If it walks like a duck and quacks like a duck…
Noodlies, Sydney food blog samples old-time southern Chinese BBQ restaurant in Sydney’s inner west.
Due to the phenomenal growth of migrants from China, mainland Chinese restaurants are popping up all over the place, quickly overshadowing old-style Canton fare. Think about it; Shanghai dumplings, Beijing hand made noodles, Xian eateries…
It’s 3pm on a Saturday and Burwood BBQ is still three quarters full with a mix of mothers and their prams, families and older couples getting a quick fix after a day of grocery shopping. Most speak Cantonese which betrays the southern Chinese background of this restaurant.

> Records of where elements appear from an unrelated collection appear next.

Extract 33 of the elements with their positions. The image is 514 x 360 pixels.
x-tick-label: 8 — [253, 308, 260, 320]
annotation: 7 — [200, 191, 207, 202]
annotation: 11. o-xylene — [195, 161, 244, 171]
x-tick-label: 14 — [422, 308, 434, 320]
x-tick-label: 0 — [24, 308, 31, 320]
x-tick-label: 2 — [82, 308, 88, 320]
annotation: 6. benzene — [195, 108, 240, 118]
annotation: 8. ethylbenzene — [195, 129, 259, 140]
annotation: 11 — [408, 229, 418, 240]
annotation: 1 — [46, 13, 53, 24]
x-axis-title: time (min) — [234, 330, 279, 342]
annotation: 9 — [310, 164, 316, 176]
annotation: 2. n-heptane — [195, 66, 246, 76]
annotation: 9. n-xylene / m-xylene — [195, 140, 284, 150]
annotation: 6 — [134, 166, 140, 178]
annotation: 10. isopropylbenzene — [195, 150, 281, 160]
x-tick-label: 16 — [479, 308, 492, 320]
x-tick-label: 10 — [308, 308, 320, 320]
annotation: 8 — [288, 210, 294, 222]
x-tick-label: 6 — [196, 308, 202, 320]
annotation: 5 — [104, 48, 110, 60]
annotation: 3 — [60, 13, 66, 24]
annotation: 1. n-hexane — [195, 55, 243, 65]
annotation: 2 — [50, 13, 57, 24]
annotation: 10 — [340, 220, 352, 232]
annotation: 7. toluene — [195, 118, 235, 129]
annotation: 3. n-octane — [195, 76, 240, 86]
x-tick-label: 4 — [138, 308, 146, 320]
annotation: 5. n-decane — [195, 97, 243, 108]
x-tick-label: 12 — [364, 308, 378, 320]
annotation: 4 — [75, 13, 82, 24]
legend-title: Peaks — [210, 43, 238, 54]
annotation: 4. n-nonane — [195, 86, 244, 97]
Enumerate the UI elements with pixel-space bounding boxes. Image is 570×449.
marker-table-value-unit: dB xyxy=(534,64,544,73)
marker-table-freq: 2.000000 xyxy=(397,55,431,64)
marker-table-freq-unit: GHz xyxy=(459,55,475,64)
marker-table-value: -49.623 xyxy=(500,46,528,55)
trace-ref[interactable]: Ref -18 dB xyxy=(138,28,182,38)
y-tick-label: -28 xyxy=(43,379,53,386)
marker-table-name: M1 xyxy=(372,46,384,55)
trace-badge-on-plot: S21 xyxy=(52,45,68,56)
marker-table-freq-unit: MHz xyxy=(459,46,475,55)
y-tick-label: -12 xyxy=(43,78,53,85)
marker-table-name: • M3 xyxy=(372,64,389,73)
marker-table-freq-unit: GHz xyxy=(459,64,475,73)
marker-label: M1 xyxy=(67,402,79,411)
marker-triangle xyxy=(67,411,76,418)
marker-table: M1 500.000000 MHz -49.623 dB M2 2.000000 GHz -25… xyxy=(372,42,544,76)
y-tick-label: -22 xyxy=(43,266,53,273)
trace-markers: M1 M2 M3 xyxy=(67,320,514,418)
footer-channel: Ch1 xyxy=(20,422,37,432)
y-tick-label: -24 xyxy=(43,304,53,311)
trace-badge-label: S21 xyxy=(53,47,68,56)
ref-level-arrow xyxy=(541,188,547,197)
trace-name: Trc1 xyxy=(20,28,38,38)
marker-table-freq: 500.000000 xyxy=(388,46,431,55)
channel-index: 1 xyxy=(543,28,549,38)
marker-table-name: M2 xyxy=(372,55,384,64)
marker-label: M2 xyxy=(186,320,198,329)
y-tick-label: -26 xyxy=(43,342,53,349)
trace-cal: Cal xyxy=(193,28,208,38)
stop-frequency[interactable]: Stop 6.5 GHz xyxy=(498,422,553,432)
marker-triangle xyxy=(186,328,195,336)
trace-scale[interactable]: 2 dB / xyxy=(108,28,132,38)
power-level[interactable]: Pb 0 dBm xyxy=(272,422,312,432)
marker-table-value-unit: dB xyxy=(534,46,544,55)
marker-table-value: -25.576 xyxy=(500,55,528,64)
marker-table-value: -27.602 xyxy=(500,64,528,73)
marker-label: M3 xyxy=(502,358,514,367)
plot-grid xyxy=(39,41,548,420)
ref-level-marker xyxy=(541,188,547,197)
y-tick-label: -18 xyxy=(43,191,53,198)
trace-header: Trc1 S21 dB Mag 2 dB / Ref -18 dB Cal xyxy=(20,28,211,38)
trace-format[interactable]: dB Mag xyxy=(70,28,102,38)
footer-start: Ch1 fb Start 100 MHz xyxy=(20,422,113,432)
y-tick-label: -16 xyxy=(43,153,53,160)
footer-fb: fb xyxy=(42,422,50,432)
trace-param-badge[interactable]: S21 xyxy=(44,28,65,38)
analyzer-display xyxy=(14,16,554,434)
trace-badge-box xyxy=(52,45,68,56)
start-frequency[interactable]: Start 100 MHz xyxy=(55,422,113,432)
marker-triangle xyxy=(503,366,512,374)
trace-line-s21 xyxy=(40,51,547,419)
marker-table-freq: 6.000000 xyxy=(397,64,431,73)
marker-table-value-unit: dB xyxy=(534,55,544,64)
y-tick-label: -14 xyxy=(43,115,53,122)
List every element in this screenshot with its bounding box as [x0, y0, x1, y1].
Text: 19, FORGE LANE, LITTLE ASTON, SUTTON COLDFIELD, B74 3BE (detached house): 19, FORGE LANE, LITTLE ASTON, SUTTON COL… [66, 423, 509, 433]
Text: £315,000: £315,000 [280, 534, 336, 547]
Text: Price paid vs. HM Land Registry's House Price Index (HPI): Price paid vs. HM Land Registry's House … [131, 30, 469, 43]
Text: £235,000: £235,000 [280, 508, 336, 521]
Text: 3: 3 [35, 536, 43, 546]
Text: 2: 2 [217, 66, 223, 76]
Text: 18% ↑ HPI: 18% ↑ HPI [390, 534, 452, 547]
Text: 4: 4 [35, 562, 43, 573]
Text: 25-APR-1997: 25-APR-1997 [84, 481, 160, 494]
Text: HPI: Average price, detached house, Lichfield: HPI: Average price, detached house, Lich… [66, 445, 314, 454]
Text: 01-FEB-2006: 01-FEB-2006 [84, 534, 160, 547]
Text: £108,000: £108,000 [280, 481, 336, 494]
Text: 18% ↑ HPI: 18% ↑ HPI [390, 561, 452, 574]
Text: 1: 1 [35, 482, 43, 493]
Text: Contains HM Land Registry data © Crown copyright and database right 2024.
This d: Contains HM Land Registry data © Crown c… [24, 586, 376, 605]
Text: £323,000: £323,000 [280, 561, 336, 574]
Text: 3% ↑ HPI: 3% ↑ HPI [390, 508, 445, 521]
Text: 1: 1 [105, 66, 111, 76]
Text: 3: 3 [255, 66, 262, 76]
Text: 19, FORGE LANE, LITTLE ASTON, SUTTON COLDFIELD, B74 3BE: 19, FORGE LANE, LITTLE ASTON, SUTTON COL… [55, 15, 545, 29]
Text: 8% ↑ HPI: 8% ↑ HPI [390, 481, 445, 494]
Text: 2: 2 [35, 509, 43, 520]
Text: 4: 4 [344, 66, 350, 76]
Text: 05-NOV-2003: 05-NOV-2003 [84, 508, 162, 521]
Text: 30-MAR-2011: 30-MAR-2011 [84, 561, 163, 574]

Deciding what to order can be a little challenging. You’re handed three laminated menus, standard menu, set menu and a Peking duck menu. On top of that there are more menus on the wall in Chinese and English with hot pot, seafood specials and more. I stop looking for fear of inducing a migraine.
Though it doesn’t take long to work out they specialise in duck. A ridiculously cheap limited time special (another set of menu stuck to the wall) features their 20 year price rewind price of $6.80 for a selection of six duck dishes, from laksa, soups through to stir fried noodles – all featuring the quacking meat. And of course, their Peking duck menu.
But this afternoon, I’m nostalgic for old time Hong Kong like the time-stopping Ching Ying Coffee Lounge in Haymarket with their set lunch menu.
So I order the bargainous $18.80 three-course set lunch menu with standard free bottomless tea. One selection is the stomach filler of rice or noodle dishes, the second is soup or congee and the final is a side snack like fried dumplings or turnip cake. While there’s an order on the menu, it call comes pretty much at one time in random order.
First to the table is lean pork and preserved egg congee. It’s a huge serve topped with raw shallots and fried batter. Though frankly most of it is thick congee soup and chunks of pork which wasn’t particularly lean. There just wasn’t enough preserved egg to give it flavour.
Ok, so the scrambled eggs with beef and rice might look, well, messy (less kind folks might say unappetizing). But it’s easily my favourite, and a dish I’d order again. The egg is scrambled but with plenty of gooeyness that smothers the rice and gives everything a soft eggy flavour. The beef didn’t have much of a taste to it. But somehow, thanks to the pervasive warm ‘scrambled’ egg, everything works for me.
How can you go too much wrong with Peking pan fried pork dumplings? Here the batter is in between, neither soft or crispy, it’s so fatty, the oil drips from the batter after each bite. There’s just not enough pork filling and whatever there was, lacked taste. When the dumplings already lack taste, dipping in red vinegar made little difference (except to cut the oiliness).
Would I order this set menu again? No (except for the scrambled egg, beef rice – though even that’s an acquired taste). In Burwood BBQ’s defence, they’re a BBQ restaurant, specialising in duck. So, serves me right.
But then again, why put something on the menu that doesn’t do your restaurant justice?